Felipe Peña

Personal information
- Full name: Felipe Peña Biafore
- Date of birth: 5 April 2001 (age 25)
- Place of birth: Pehuajó, Argentina
- Height: 1.80 m (5 ft 11 in)
- Position: Midfielder

Team information
- Current team: Lanús
- Number: 5

Youth career
- 2012–2021: River Plate

Senior career*
- Years: Team / Apps / (Gls)
- 2021–2024: River Plate / 11 / (0)
- 2023: → Arsenal Sarandí (loan) / 25 / (0)
- 2023–2024: → Lanús (loan) / 30 / (2)
- 2024–: Lanús / 38 / (1)

= Felipe Peña =

Argentine footballer

Felipe Peña Biafore (born 5 April 2001) is an Argentine professional footballer who plays as a midfielder for Lanús.

==Career==
Peña is a product of River Plate's youth academy, having joined in 2012. On 14 February 2020, he signed his first professional contract with his childhood club.

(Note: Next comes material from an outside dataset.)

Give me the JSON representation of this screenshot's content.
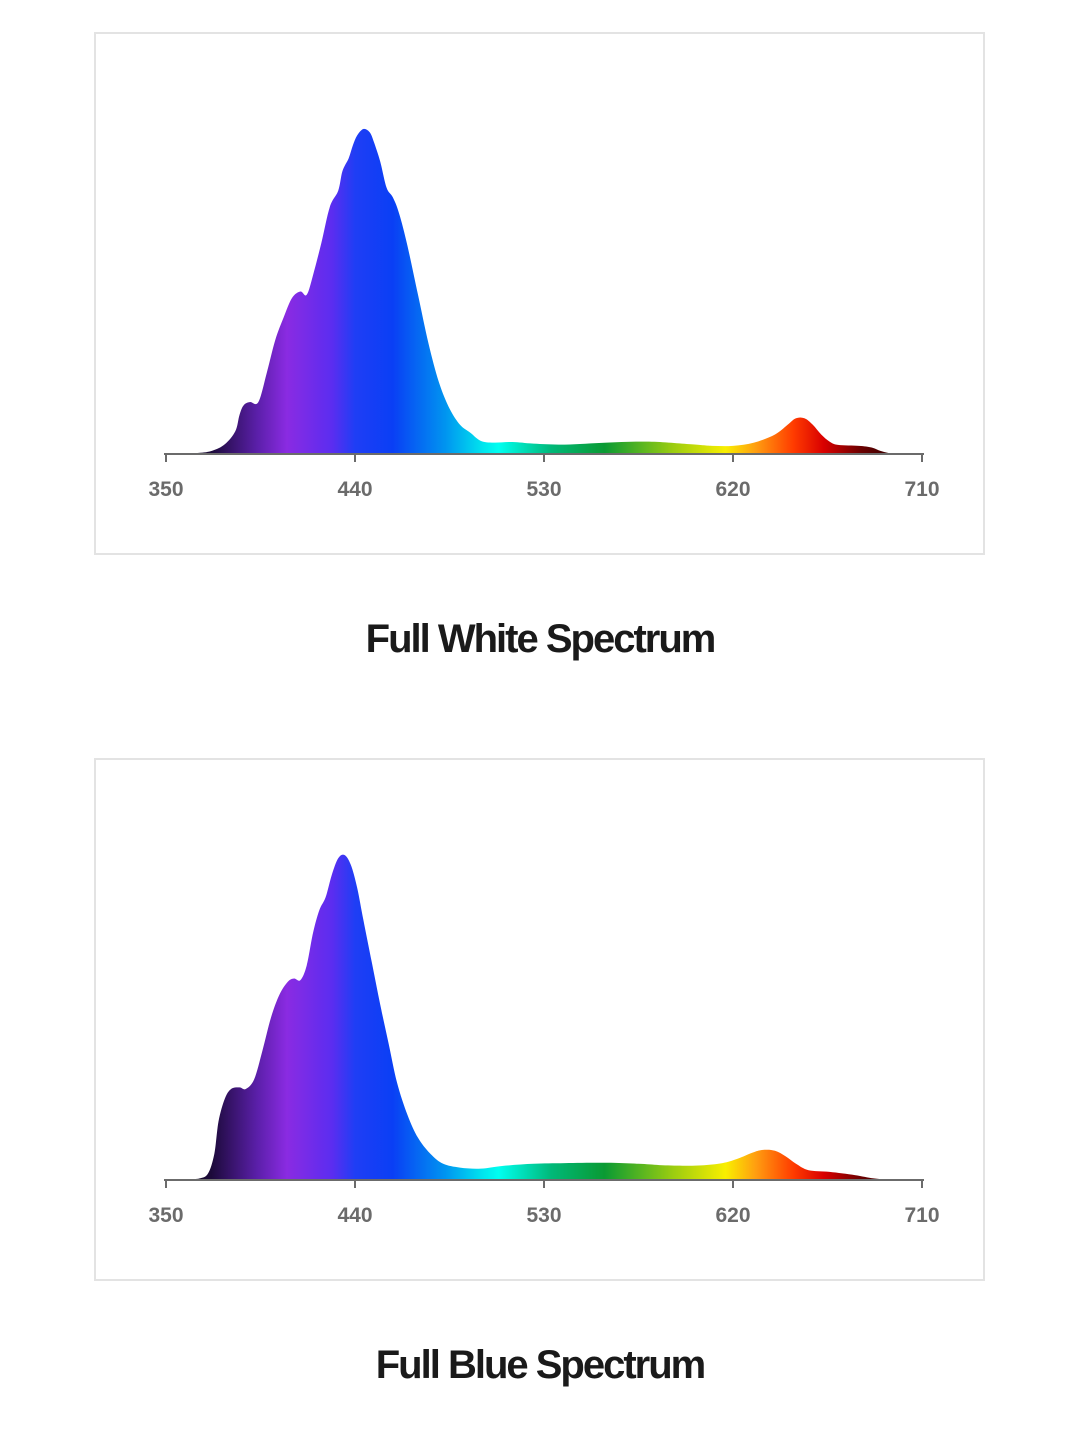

He made his professional debut with River Plate in a 2–1 Copa Libertadores win over Independiente Santa Fe on 19 May 2021; the game was noteworthy as River Plate was hit by a COVID-19 outbreak, resulting in them having no substitute players, and their outfielder Enzo Pérez had to play as goalkeeper.

After a loan spell, Peña joined Lanús permanently in August 2024.